On les fit entrer dans la cour. Des frères, armés et pieux, les observaient sans hostilité, mais avec une curiosité mêlée de prudence. Certains s’inclinèrent, d’autres se signèrent, d’autres encore partageaient des signes d’encouragement. Il y avait dans l’air ce mélange de respect et d’inquiétude qu’on réserve aux miracles qu’on ne comprend pas.

Le sénéchal du Bastion, un homme sec aux mains tachées d’encre, vint à leur rencontre.
« La Kumpania Esperanza, donc… Bergame parle encore de vous. Florence vous acclame, Milan vous implore, Rome vous honnit, et Venise vous observe. L’Italie entière semble retenir son souffle à chacun de vos pas ! »

Autour d’eux, les cartes d’état-major couvraient les tables : routes coupées, armées dispersées, alliances incertaines.

Puis, comme s’il s’adressait autant à l’air qu’à ses auditeurs, le sénéchal reprit :
« Je suis mandaté pour vous faire part du refus de Venise d’accueillir le Ban que votre Kumpania abrite. »

Un murmure parcourut la salle, mais il leva la main pour imposer le silence.

« Ne voyez pas là un affront. L’Histoire a souvent vu les plus grands serments se nouer loin des trônes et des cathédrales. Les Croisades elles-mêmes naquirent d’un vœu prononcé sur la route. »

Il fit quelques pas, mains jointes dans le dos, le regard baissé sur une carte repliée, autour de la table, cherchant la vue de sa fenêtre et tournant le dos à presque tous.
« Soyons clairs : vous vous opposez au Saint-Siège, et le Saint-Père fait de vous des marginaux. Voici l’Italie et son futur qui s’écrit dans les marges. »

Le sénéchal pointa du doigt un tracé menant vers un point isolé de la carte. Seul Andreas, placé en avant, put en voir les détails. Il releva la tête et acquiesça discrètement sans un mot. Lorsque le sénéchal fit mine de replier la carte, on n’y distingua aucune indication claire.

Puis, d’une voix presque méditative :
« Les invités du Ban ont déjà quitté Venise. Ils suivent la même route, je ne sais où ils sont, comme vous le savez, les chemins sont rarement tracés par les chancelleries. »

Il s’interrompit, le temps d’un souffle, puis conclut avec une gravité tranquille :
« Pour l’heure, souvenez-vous seulement de ceci : Vous êtes des gens de la route, alors reprenez-la. Ce qui doit être dit le sera, mais pas ici. L’ennemi veille sur les routes ouvertes. »
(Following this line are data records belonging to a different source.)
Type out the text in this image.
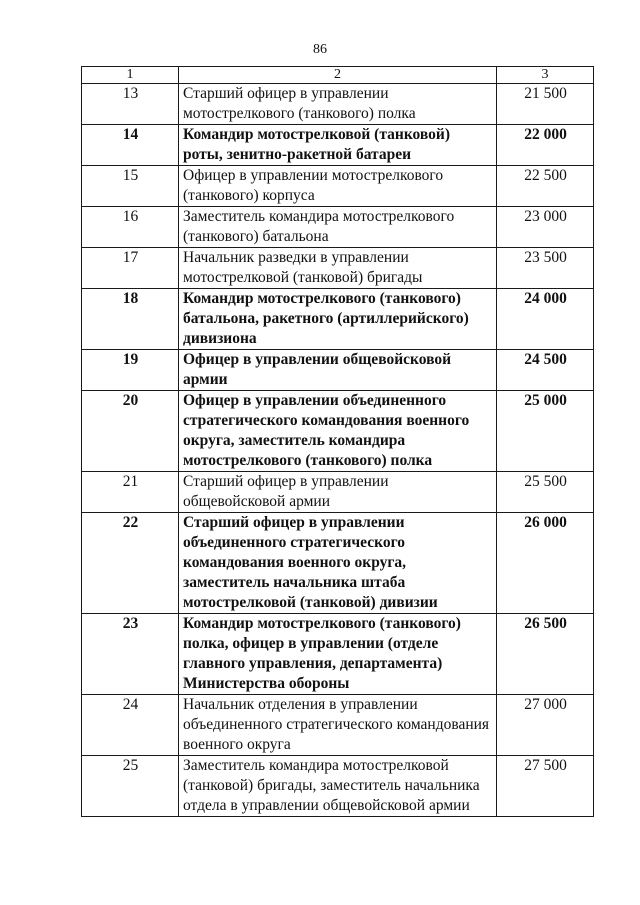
86
1	2	3
13	Старший офицер в управлении мотострелкового (танкового) полка	21 500
14	Командир мотострелковой (танковой) роты, зенитно-ракетной батареи	22 000
15	Офицер в управлении мотострелкового (танкового) корпуса	22 500
16	Заместитель командира мотострелкового (танкового) батальона	23 000
17	Начальник разведки в управлении мотострелковой (танковой) бригады	23 500
18	Командир мотострелкового (танкового) батальона, ракетного (артиллерийского) дивизиона	24 000
19	Офицер в управлении общевойсковой армии	24 500
20	Офицер в управлении объединенного стратегического командования военного округа, заместитель командира мотострелкового (танкового) полка	25 000
21	Старший офицер в управлении общевойсковой армии	25 500
22	Старший офицер в управлении объединенного стратегического командования военного округа, заместитель начальника штаба мотострелковой (танковой) дивизии	26 000
23	Командир мотострелкового (танкового) полка, офицер в управлении (отделе главного управления, департамента) Министерства обороны	26 500
24	Начальник отделения в управлении объединенного стратегического командования военного округа	27 000
25	Заместитель командира мотострелковой (танковой) бригады, заместитель начальника отдела в управлении общевойсковой армии	27 500
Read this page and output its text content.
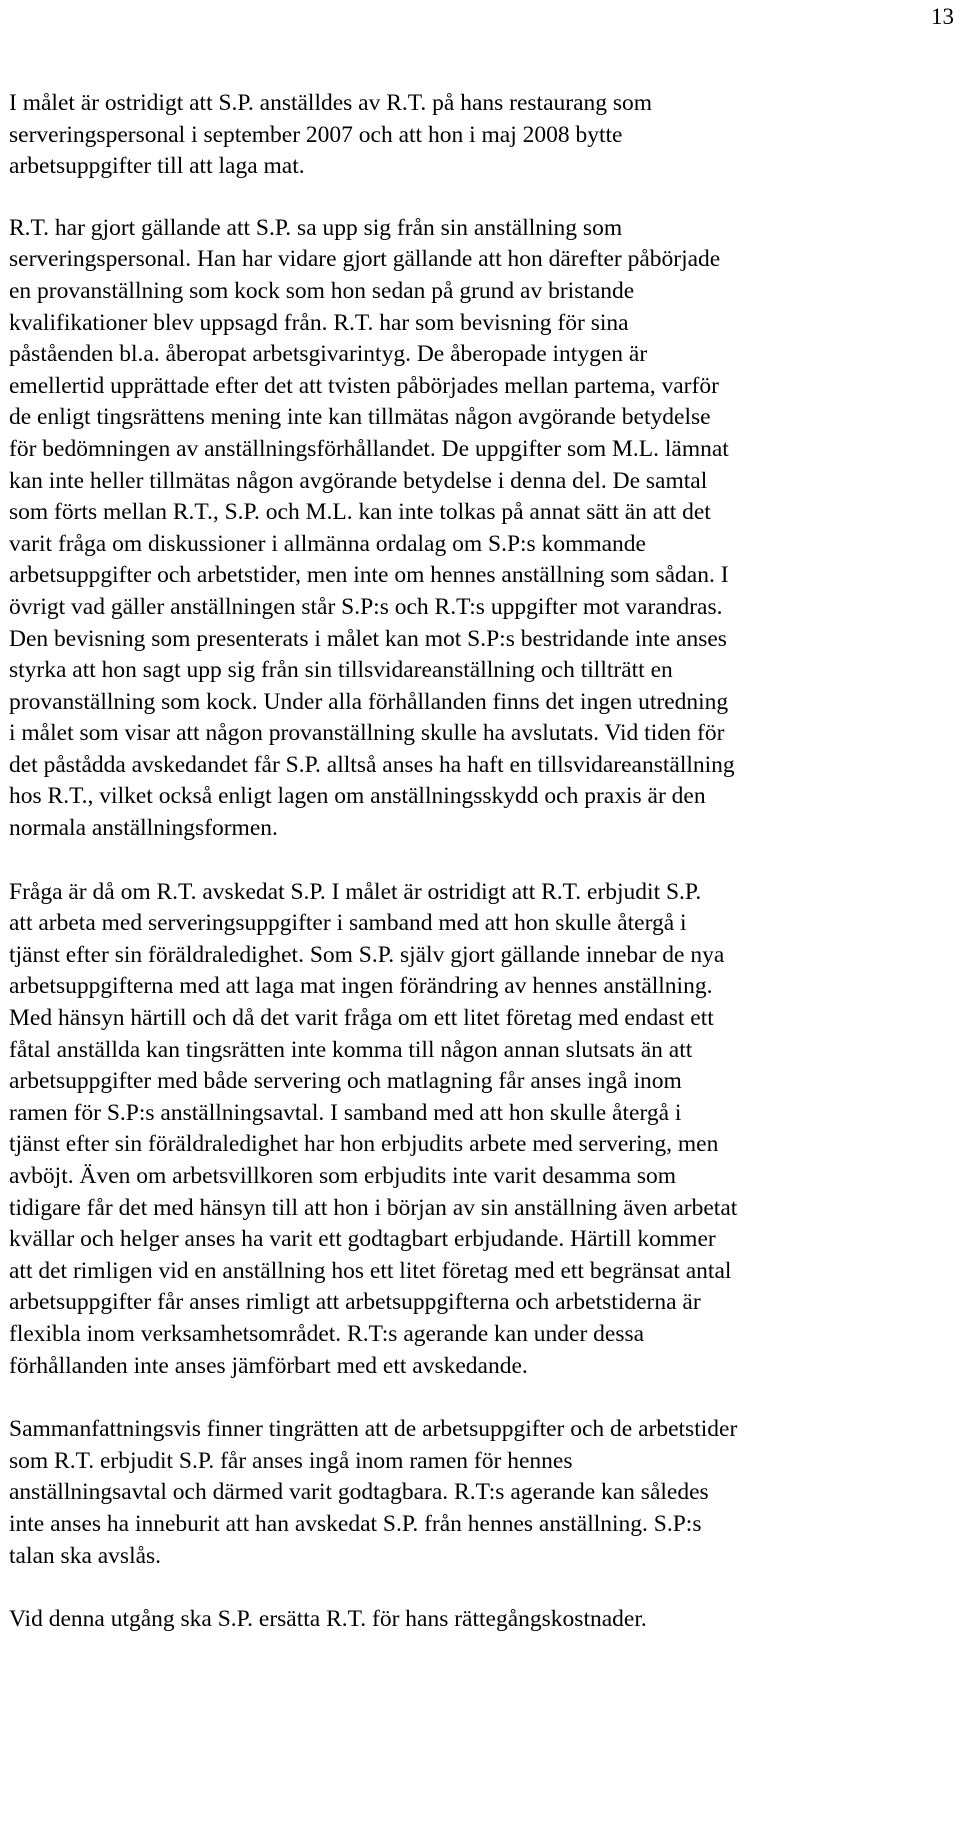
13

I målet är ostridigt att S.P. anställdes av R.T. på hans restaurang som
serveringspersonal i september 2007 och att hon i maj 2008 bytte
arbetsuppgifter till att laga mat.

R.T. har gjort gällande att S.P. sa upp sig från sin anställning som
serveringspersonal. Han har vidare gjort gällande att hon därefter påbörjade
en provanställning som kock som hon sedan på grund av bristande
kvalifikationer blev uppsagd från. R.T. har som bevisning för sina
påståenden bl.a. åberopat arbetsgivarintyg. De åberopade intygen är
emellertid upprättade efter det att tvisten påbörjades mellan partema, varför
de enligt tingsrättens mening inte kan tillmätas någon avgörande betydelse
för bedömningen av anställningsförhållandet. De uppgifter som M.L. lämnat
kan inte heller tillmätas någon avgörande betydelse i denna del. De samtal
som förts mellan R.T., S.P. och M.L. kan inte tolkas på annat sätt än att det
varit fråga om diskussioner i allmänna ordalag om S.P:s kommande
arbetsuppgifter och arbetstider, men inte om hennes anställning som sådan. I
övrigt vad gäller anställningen står S.P:s och R.T:s uppgifter mot varandras.
Den bevisning som presenterats i målet kan mot S.P:s bestridande inte anses
styrka att hon sagt upp sig från sin tillsvidareanställning och tillträtt en
provanställning som kock. Under alla förhållanden finns det ingen utredning
i målet som visar att någon provanställning skulle ha avslutats. Vid tiden för
det påstådda avskedandet får S.P. alltså anses ha haft en tillsvidareanställning
hos R.T., vilket också enligt lagen om anställningsskydd och praxis är den
normala anställningsformen.

Fråga är då om R.T. avskedat S.P. I målet är ostridigt att R.T. erbjudit S.P.
att arbeta med serveringsuppgifter i samband med att hon skulle återgå i
tjänst efter sin föräldraledighet. Som S.P. själv gjort gällande innebar de nya
arbetsuppgifterna med att laga mat ingen förändring av hennes anställning.
Med hänsyn härtill och då det varit fråga om ett litet företag med endast ett
fåtal anställda kan tingsrätten inte komma till någon annan slutsats än att
arbetsuppgifter med både servering och matlagning får anses ingå inom
ramen för S.P:s anställningsavtal. I samband med att hon skulle återgå i
tjänst efter sin föräldraledighet har hon erbjudits arbete med servering, men
avböjt. Även om arbetsvillkoren som erbjudits inte varit desamma som
tidigare får det med hänsyn till att hon i början av sin anställning även arbetat
kvällar och helger anses ha varit ett godtagbart erbjudande. Härtill kommer
att det rimligen vid en anställning hos ett litet företag med ett begränsat antal
arbetsuppgifter får anses rimligt att arbetsuppgifterna och arbetstiderna är
flexibla inom verksamhetsområdet. R.T:s agerande kan under dessa
förhållanden inte anses jämförbart med ett avskedande.

Sammanfattningsvis finner tingrätten att de arbetsuppgifter och de arbetstider
som R.T. erbjudit S.P. får anses ingå inom ramen för hennes
anställningsavtal och därmed varit godtagbara. R.T:s agerande kan således
inte anses ha inneburit att han avskedat S.P. från hennes anställning. S.P:s
talan ska avslås.

Vid denna utgång ska S.P. ersätta R.T. för hans rättegångskostnader.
Un silence tomba, long et pesant.

Puis le guide s’inclina et ajouta simplement :
« Reposez-vous. Vous partez dans deux jours, et le chemin qui reste à faire ne figure sur aucune carte. »

Ce soir-là, avant que le sommeil ne gagne le camp, Aëgis parla enfin. Sa voix, d’ordinaire assurée, tremblait d’un trouble qu’il ne tentait plus de dissimuler. Il raconta les visions qu’il avait reçues depuis plusieurs nuits : des fils entrelacés à l’infini, des routes qui se croisent et se défont aussitôt, des futurs si nombreux qu’aucun esprit humain ne pouvait les ordonner. Je ne pourrai les suivre sans aide… Il nous faudra l’appui de mes ancêtres, celles qui tissent. Ses paroles laissèrent dans l’air une gravité muette, un pressentiment que le destin, cette fois, n’était pas écrit.

Cette nuit-là, les collines furent paisibles.